Patients diagnosed with GDM, such as this one, are monitored with serial blood glucose level measurements (ie, fasting and either 1- or 2-hr postprandial). Dietary modification (eg, low-carbohydrate diet, small meals with intermittent snacks) is the initial approach to management. However, patients with glucose levels consistently above the target range (ie, fasting >95 mg/dL, 1-hr >140 mg/dL, 2-hr >120 mg/dL), such as this patient, require additional pharmacotherapy because dietary modification alone has proved insufficient (Choice B).

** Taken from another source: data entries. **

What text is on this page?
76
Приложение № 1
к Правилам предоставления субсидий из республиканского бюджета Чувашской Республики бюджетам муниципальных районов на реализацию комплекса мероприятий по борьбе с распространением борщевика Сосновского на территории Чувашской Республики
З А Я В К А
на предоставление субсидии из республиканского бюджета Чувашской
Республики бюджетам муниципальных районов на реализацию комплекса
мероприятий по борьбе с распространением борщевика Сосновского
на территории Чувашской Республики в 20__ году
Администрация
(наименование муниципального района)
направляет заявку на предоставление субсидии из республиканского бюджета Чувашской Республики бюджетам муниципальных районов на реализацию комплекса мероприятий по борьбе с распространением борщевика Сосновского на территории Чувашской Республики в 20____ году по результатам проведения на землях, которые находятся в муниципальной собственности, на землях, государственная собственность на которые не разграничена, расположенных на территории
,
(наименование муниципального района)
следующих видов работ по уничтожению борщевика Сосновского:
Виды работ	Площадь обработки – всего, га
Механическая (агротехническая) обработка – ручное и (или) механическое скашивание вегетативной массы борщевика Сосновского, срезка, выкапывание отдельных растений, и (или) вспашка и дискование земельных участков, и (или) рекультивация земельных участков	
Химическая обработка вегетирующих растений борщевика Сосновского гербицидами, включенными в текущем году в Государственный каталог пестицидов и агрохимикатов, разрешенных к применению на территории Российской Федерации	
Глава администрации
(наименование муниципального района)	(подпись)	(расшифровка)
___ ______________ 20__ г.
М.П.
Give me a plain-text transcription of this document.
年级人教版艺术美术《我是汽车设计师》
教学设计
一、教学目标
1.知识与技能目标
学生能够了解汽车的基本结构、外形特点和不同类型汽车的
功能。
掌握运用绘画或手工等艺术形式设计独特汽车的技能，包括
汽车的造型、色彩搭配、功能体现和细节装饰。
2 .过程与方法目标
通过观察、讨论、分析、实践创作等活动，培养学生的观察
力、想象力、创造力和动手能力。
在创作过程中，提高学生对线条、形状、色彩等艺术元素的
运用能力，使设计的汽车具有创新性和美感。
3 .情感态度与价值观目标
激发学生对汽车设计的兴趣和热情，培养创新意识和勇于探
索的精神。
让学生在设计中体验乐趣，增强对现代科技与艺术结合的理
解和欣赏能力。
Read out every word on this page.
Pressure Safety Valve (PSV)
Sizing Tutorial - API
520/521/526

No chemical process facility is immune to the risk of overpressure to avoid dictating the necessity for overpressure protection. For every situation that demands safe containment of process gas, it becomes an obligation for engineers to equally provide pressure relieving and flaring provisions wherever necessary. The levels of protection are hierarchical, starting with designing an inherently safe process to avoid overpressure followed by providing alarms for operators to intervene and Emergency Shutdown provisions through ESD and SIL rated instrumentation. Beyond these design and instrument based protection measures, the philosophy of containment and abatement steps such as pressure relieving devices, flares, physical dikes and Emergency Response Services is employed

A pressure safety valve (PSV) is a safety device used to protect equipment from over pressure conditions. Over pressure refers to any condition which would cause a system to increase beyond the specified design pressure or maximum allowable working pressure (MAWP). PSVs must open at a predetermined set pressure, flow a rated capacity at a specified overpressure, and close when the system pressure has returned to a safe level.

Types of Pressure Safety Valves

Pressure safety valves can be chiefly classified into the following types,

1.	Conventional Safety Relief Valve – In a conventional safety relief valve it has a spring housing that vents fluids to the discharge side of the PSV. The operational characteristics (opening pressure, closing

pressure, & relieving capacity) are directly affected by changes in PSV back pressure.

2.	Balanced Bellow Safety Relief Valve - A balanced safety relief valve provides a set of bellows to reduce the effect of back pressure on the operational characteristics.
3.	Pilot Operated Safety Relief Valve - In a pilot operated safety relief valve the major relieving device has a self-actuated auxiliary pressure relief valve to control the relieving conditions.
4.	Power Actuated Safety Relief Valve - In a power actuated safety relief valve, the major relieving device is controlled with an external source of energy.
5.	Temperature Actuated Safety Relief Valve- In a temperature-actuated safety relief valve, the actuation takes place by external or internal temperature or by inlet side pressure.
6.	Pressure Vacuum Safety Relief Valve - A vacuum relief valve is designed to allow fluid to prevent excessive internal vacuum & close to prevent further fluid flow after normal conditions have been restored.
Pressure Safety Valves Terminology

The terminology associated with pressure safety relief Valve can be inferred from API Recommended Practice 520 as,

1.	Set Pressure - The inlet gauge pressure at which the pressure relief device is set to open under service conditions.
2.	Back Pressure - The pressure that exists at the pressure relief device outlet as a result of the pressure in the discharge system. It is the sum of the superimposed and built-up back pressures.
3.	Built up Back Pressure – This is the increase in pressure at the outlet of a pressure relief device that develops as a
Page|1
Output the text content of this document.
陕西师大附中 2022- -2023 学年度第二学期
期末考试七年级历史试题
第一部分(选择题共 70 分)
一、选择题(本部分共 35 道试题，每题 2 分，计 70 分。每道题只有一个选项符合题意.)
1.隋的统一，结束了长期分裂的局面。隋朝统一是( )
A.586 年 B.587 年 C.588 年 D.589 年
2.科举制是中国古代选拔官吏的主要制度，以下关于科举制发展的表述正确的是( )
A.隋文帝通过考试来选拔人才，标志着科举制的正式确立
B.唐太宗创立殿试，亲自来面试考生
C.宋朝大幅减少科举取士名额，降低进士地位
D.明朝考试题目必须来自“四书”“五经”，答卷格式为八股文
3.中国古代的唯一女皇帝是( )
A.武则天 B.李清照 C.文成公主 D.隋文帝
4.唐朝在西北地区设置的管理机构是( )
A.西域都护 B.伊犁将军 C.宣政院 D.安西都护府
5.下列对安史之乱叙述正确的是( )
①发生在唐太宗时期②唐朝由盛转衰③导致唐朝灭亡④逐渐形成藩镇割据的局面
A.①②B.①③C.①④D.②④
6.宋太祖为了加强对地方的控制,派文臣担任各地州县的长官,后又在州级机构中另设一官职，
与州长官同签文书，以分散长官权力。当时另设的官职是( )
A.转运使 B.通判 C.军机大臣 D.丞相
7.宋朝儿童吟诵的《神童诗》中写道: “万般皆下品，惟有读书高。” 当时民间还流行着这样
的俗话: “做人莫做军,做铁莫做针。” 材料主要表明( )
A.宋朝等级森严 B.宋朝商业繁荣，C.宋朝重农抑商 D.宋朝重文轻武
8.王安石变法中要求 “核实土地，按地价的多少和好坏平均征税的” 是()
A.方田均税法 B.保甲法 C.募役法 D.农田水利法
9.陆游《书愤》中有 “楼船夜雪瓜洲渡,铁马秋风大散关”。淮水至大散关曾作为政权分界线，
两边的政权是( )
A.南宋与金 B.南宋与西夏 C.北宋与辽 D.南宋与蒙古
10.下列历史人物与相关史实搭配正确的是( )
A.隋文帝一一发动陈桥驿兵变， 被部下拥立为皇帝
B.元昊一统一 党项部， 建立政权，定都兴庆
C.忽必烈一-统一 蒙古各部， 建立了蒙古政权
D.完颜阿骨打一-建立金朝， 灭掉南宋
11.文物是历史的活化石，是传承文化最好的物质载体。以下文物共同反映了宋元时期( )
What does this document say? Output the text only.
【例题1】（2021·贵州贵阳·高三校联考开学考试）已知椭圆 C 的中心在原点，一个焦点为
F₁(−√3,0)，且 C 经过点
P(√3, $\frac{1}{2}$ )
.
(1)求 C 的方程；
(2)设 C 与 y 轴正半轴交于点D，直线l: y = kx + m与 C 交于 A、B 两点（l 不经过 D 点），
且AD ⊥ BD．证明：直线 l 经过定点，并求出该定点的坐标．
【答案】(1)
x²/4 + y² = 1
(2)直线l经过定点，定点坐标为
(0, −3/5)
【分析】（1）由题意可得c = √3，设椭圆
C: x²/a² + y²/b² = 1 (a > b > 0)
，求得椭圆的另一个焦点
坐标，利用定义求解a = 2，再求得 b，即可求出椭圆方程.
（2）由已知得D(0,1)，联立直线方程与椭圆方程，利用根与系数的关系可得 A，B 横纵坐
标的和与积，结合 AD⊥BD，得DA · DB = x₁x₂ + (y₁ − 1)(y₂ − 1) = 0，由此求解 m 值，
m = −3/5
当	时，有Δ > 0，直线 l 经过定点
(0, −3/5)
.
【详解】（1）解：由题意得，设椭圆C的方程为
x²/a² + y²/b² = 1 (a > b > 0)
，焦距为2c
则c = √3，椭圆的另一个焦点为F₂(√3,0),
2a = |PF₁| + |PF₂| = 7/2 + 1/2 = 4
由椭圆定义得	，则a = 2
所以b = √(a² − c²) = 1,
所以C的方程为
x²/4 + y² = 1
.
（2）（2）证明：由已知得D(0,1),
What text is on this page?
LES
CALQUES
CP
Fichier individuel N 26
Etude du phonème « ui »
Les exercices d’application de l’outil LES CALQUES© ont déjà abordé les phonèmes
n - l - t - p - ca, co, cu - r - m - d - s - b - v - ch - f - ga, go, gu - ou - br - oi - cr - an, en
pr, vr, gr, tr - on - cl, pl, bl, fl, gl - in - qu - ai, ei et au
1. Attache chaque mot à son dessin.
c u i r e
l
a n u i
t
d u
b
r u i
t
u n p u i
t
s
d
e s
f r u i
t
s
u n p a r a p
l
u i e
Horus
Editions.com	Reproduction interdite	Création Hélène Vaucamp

Insulin is first-line pharmacotherapy because it does not cross the placenta and dosing is easily adjustable. Oral antiglycemic medications (eg, metformin, glyburide) may be used in patients who decline insulin or have difficulty administering or adhering to insulin therapy.
(Choices A and D) Canagliflozin, a sodium-glucose cotransporter-2 inhibitor, reduces blood glucose levels in patients with type 2 diabetes mellitus by increasing glucose excretion in the urine. Pioglitazone, a thiazolidinedione, improves insulin sensitivity by activating peroxisome proliferator-activated receptors. Neither is recommended in pregnancy due to possible adverse fetal effects.
(Choice E) Although dietary modification and exercise are advised for patients with GDM, weight loss is not recommended due to increased risk for a small-for-gestational-age infant and possible preterm delivery.
Educational objective:
Patients with gestational diabetes mellitus are initially prescribed dietary modification and exercise. If dietary modification fails to produce euglycemia (ie, blood glucose levels that are consistently above the target range), insulin or oral antiglycemic medications are indicated.